Le grand retour… Charly Yuka, le symbole du destin

Sympathique comme l’olivier (arbre d’une très grande richesse symbolisant la paix, la purification, la force, la récompense et la victoire), Charly Yuka est  une personnalité particulièrement agréable et attractive, tant par la carrure de son  apparence joviale et charmante que par son côté visiblement amical.

D’une grande ouverture d’esprit singulière doublée d’un caractère sociable,  BOUAZO Guy Charles alias Charly Yuka a toujours trouvé l’intérêt de s’adapter aux exigences qui nous entourent humainement. En se liant facilement aux yeux du tout monde, Charly Yuka dévoile ici, sa sensiblerie affective par le biais de  son art et à l’esprit qui l’habite.

Possédant  une infinité de mimétisme spéciale, au point de laisser dans une jouissante terrible ses pulsions où il se trouve et de  révéler parfois sa fibre d’imitateur doué, « King Charly », comme le Roi lion dans la forêt, marque son élan prestigieux dans le sens de l’observation aux arômes exotiques d’une ferme intelligence, parfois analytique et critique.

Membre du célèbre groupe « Les Yuka » composé de Salvador Yuka, Yohou Yuka et de Charly Yuka dans les années 1995, ces trois jeunes garçons ont su faire vibrer  et hurler de plaisir le peuple Ivoirien et le reste du monde à cette époque lumière.

De nature charismatique, Charly Yuka se révèle pétillant comme une énergie spirituelle et communicative. Très affectif et attaché plus précisément par la réalité et les conditions vitales du bien-être social, l’artiste Charly Yuka se donne la notion de satisfaire ses motricités émotives par l’amour du travail aux normes basées sur la rigueur et rien que la rigueur.

La sortie en 1997 de leur premier opus dénommé « Conscience avec le tube Daïna » témoigne ici, avec une grande visibilité mes propos.

Depuis 2001, dans la réalité des faits quotidiens de la société européenne, le groupe Yuka accorde une grande importance à l’art et tout ce qui pourrait rendre la vie meilleure pour un futur lendemain.
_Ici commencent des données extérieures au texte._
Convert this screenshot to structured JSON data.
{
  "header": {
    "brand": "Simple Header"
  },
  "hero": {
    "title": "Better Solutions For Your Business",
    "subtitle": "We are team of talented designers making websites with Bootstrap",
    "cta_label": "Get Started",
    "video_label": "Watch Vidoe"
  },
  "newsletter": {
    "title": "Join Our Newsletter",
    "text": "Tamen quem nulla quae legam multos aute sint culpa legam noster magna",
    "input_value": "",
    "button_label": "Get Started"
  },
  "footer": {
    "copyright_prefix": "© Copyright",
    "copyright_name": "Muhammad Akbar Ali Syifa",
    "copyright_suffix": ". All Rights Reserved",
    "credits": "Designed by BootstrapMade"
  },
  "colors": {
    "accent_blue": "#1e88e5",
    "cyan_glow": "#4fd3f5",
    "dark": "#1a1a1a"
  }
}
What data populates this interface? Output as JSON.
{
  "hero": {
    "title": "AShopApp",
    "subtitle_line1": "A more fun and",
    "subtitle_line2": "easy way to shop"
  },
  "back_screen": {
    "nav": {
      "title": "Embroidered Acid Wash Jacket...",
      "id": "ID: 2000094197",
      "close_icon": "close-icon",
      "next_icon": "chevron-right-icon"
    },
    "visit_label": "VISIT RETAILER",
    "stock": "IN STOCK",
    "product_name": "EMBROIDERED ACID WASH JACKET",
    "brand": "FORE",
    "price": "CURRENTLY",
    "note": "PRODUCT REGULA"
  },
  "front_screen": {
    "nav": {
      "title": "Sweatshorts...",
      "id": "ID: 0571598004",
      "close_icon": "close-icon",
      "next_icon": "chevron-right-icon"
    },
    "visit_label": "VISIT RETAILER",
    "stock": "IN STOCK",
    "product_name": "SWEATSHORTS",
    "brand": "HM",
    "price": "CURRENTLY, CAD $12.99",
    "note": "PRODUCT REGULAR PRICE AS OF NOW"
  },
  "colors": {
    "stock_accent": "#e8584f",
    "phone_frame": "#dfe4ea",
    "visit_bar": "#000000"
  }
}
A la recherche d’un violon d’Ingres créatif après une tournée quasi Européenne dans ladite année, nos trois messagers  décident de s’installer définitivement en France et de vivre à part entière de leur art.

Charly Yuka, éternel insatisfait, alors prend sur lui cette idée sage de faire sortir, après avoir participé à diverses collaborations musicales avec quelques sommités du monde de l’art, un album solo sous cette dénomination « arc-en-ciel » qui verra le visage du jour cette fin du mois d’Octobre 2013. L’acquisition de cette œuvre à consonance sonore, quant à elle, sera plus ou moins axée sur la vente en ligne et celle dite libre.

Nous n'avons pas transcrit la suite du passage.